Евгений Вячеславович Туинов

Жаль, что не было у него маленького, как у Борика, магнитофончика на батарейках со встроенным микрофоном, пусть бы даже и покрупнее, но чтобы можно было записать. Ну хоть послушает, ага, хоть увидит все и причешется, наконец, у этого зеркала с мощным багетом, — кто только не смотрелся в него! — пройдет мимо привратных дружинников, с гордо поднятой головой пройдет, с билетом в руках, с правом так пройти и так взглянуть на все, будто уже устал от этого — спасу нет! — будто ноги бы его тут не было, но надо, надо…

У самого дома уже клубилась толпа, и Грушенков-то знал, что все они без билетов. Все было как всегда, как раньше, но он был другой. У него билет был в кармане, так что и мимо них, мимо себя вчерашнего он пройдет сейчас медленно и с достоинством, смакуя минуточку. Он, конечно, не желает им зла, он тоже, как и они, тусовался тут не раз и не два, бегал от оперотрядников, лазал по подворотням, подвалам и чердакам, через чугунные ворота пытался, пробовал и по крышам. Он знает, ведает, он был в их дырявой и жмущей шкуре, ел их черствый хлеб, и не его вина, что сегодня ему повезло, поперло, пофартило больше, чем им. Так что привет, ребята, ага, но нам с вами нынче не по пути. Чао-какао! И мимо, голову выше, еще выше, еще, медленно и с понятием, — в этом весь кайф! — ловим минуточку, тянем ее, растягиваем, как резиновую, начинаем балдеть заранее… Мы с билетом — ряд, место — нас ждут, а вы со стороны, вас не звали. Такой уж сейчас расклад. Смотрите, завидуйте, как лихо загнул поэт, вам в другой раз подвалит на всю катушку…

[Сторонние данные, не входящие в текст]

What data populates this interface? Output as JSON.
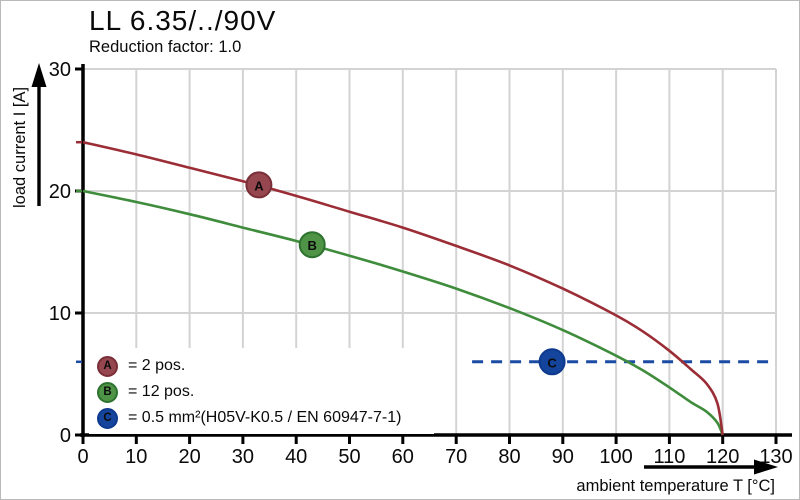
{
  "chart_data": {
    "type": "line",
    "title": "LL 6.35/../90V",
    "subtitle": "Reduction factor: 1.0",
    "xlabel": "ambient temperature T [°C]",
    "ylabel": "load current I [A]",
    "xlim": [
      0,
      130
    ],
    "ylim": [
      0,
      30
    ],
    "xticks": [
      0,
      10,
      20,
      30,
      40,
      50,
      60,
      70,
      80,
      90,
      100,
      110,
      120,
      130
    ],
    "yticks": [
      0,
      10,
      20,
      30
    ],
    "grid": true,
    "legend_position": "bottom-left",
    "series": [
      {
        "name": "A",
        "legend_label": "= 2 pos.",
        "style": "solid",
        "color": "#9b2d36",
        "marker": {
          "x": 33,
          "y": 20.5,
          "fill": "#95464e",
          "stroke": "#7a2e37"
        },
        "x": [
          0,
          10,
          20,
          30,
          40,
          50,
          60,
          70,
          80,
          90,
          100,
          105,
          110,
          114,
          117,
          119,
          120
        ],
        "y": [
          24,
          23.0,
          21.9,
          20.8,
          19.6,
          18.3,
          17.0,
          15.5,
          13.9,
          12.0,
          9.8,
          8.5,
          6.9,
          5.4,
          4.2,
          2.6,
          0
        ]
      },
      {
        "name": "B",
        "legend_label": "= 12 pos.",
        "style": "solid",
        "color": "#3e8c3c",
        "marker": {
          "x": 43,
          "y": 15.6,
          "fill": "#4f9346",
          "stroke": "#2e7230"
        },
        "x": [
          0,
          10,
          20,
          30,
          40,
          50,
          60,
          70,
          80,
          90,
          100,
          105,
          110,
          114,
          117,
          119,
          120
        ],
        "y": [
          20,
          19.1,
          18.1,
          17.0,
          15.9,
          14.7,
          13.4,
          12.0,
          10.4,
          8.6,
          6.5,
          5.3,
          3.9,
          2.7,
          1.9,
          1.0,
          0
        ]
      },
      {
        "name": "C",
        "legend_label": "= 0.5 mm²(H05V-K0.5 / EN 60947-7-1)",
        "style": "dashed",
        "color": "#1b4ba3",
        "marker": {
          "x": 88,
          "y": 6,
          "fill": "#15449c",
          "stroke": "#0d3a8e"
        },
        "x": [
          73,
          130
        ],
        "y": [
          6,
          6
        ]
      }
    ],
    "axis_marks": [
      {
        "value": 24,
        "color": "#9b2d36"
      },
      {
        "value": 20,
        "color": "#3e8c3c"
      },
      {
        "value": 6,
        "color": "#1b4ba3"
      }
    ]
  },
  "colors": {
    "background": "#ffffff",
    "grid": "#d3d3d3",
    "axis": "#000000",
    "text": "#0a0a0a"
  }
}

Вот и двери стеклянные, о которые студил раньше разгоряченный желанием и отчаянием лоб, через которые видно только зеркало в золоченом богатом багете, мраморные плиты роскошного пола и первые, нижние ступени лестницы, ведущей на второй этаж, туда, где все и происходит. Двери двойные, у каждого» прохода по два-три здоровенных бойца, подозрительно на всех поглядывающих, с красными повязками на рукавах. Глядите, пяльтесь, хоть обглядитесь все! Грушенков сунул руку в карман куртки. Сегодня много не насмотрите. Вот он, билетик-то, как новенький, сияет, даже не помят нигде!

— А сколько тебе лет? — спросили его на втором кордоне.

Грушенкова нехорошо как-то тряхнуло изнутри. Душа, что ли, в пятки отправилась, жахнула со всего маху? Соскучилась, как же! Он испуганно, с непонятной, неистребимой, видно, тягой взять да дать деру взглянул на любознательного детину-оперотрядника и вдруг понял, что люто ненавидит его. То есть сначала-то он почувствовал, что сам — тля, мразь и ничтожество, как говаривал иногда Борик, что так вот его запугали, забили, затыркали в жизни за эти два года без Сереги, что боится он всего, даже простого, естественного, наверное, здесь вопроса, а уж потом только, взрывом, родилась в нем ненависть, возникла, вонзилась стремительной острой пикой, иглой в сердце, пронзила. Потому что оперотрядник этот — всё он и все они тут такие! Потому что надо же было на кого-то пасть этой испепеляющей, неподъемной, непереносимой, раздирающей его на куски ненависти. Нет, его не проведешь, каким-то там вопросиком не собьешь с панталыку! Слишком долго ждал он этой сладкой минуточки, дорого отдал за нее, чтобы раскиснуть, как промокашка, сдаться — лапки кверху, — на полпути. На-ка, выкуси! Ага!..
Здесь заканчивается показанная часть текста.